Moral philosophy on network television!?!?

I became a fan of Grey’s Anatomy when I spent six weeks in Argentina – reruns were on television just about every moment of every day, so whenever I got lonely, or missed Seattle, or wanted to hear some English, it was there for me. Since then, I’ve often imagined a show that, instead of following medical students through surgical internships and residencies and beyond, would follow graduate students getting their PhDs in the humanities. If you’ve been through it, you know that there is a lot of dramatic potential there (and if any tv execs are out there and want to hear a more detailed pitch – I’m ready)! Plus, who doesn’t enjoy seeing lives like their own represented in mass media, so long as it isn’t as the butt of a joke or a mere token or an offensively simplified caricature or something?

Well, part of my wish has been fulfilled. This fall, NBC is airing a new show called The Good Place; the title refers to a place kind of like heaven, which is where it takes place, and one of the main characters (Chidi) is a moral philosopher! I never thought I would see a major network television show where a character holds up a copy of Scanlon’s What We Owe to Each Other and starts giving a brief introduction to contractualism, or where the lead character reads some Kant and Aristotle and starts using what she’s learned in her life outside the classroom!
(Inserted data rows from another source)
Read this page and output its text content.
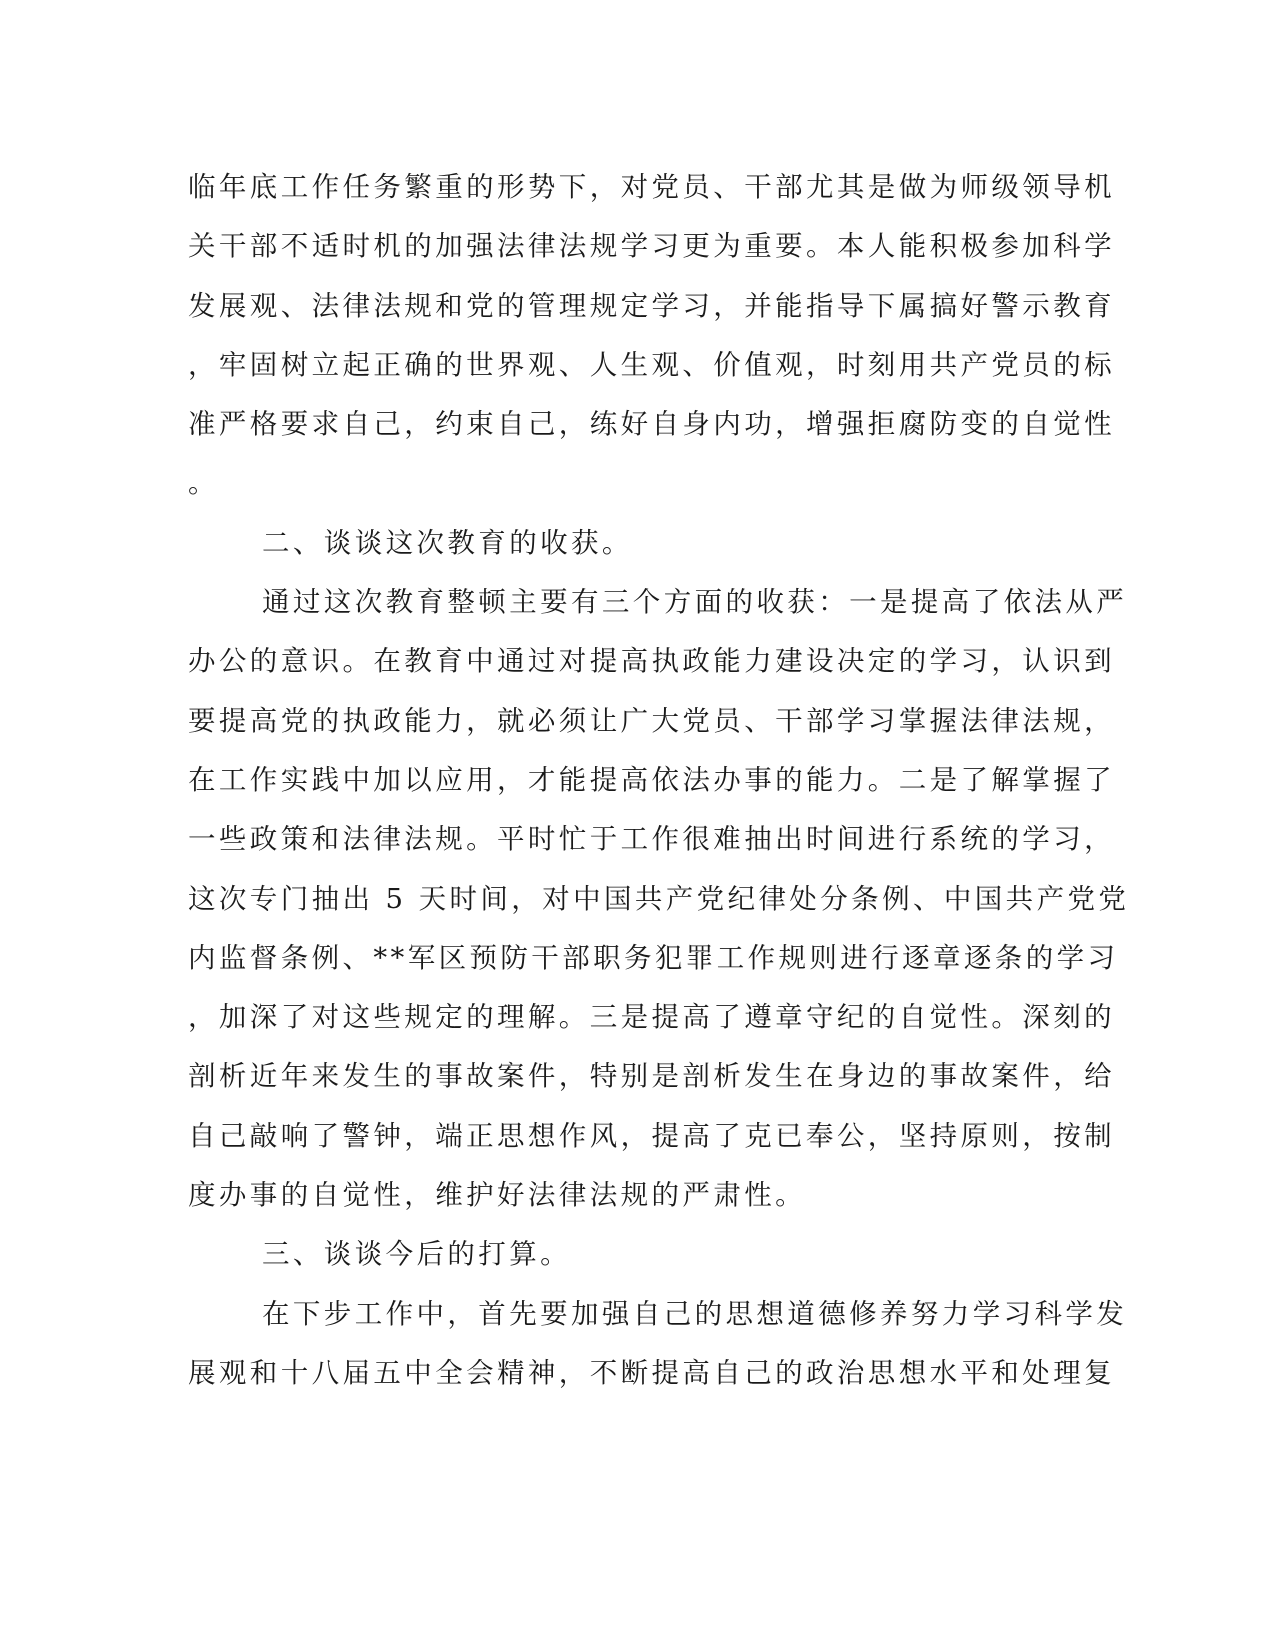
临年底工作任务繁重的形势下，对党员、干部尤其是做为师级领导机
关干部不适时机的加强法律法规学习更为重要。本人能积极参加科学
发展观、法律法规和党的管理规定学习，并能指导下属搞好警示教育
，牢固树立起正确的世界观、人生观、价值观，时刻用共产党员的标
准严格要求自己，约束自己，练好自身内功，增强拒腐防变的自觉性
。
二、谈谈这次教育的收获。
通过这次教育整顿主要有三个方面的收获：一是提高了依法从严
办公的意识。在教育中通过对提高执政能力建设决定的学习，认识到
要提高党的执政能力，就必须让广大党员、干部学习掌握法律法规，
在工作实践中加以应用，才能提高依法办事的能力。二是了解掌握了
一些政策和法律法规。平时忙于工作很难抽出时间进行系统的学习，
这次专门抽出 5 天时间，对中国共产党纪律处分条例、中国共产党党
内监督条例、**军区预防干部职务犯罪工作规则进行逐章逐条的学习
，加深了对这些规定的理解。三是提高了遵章守纪的自觉性。深刻的
剖析近年来发生的事故案件，特别是剖析发生在身边的事故案件，给
自己敲响了警钟，端正思想作风，提高了克已奉公，坚持原则，按制
度办事的自觉性，维护好法律法规的严肃性。
三、谈谈今后的打算。
在下步工作中，首先要加强自己的思想道德修养努力学习科学发
展观和十八届五中全会精神，不断提高自己的政治思想水平和处理复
Is it a perfect portrayal of the life of an ethicist? Of course not – it does play up certain stereotypes (though it violates others), and we could easily get nit-picky about the content of Chidi’s lectures if we wanted to (it isn’t like there is no critical thinking to be done about any given product of mass media). Nevertheless, for now, I’m pretty stoked about the fact that lots of different people might be getting their first exposure to the possibility of real people earning a living by thinking about morality, and the idea that maybe we do make valuable contributions to society sometimes.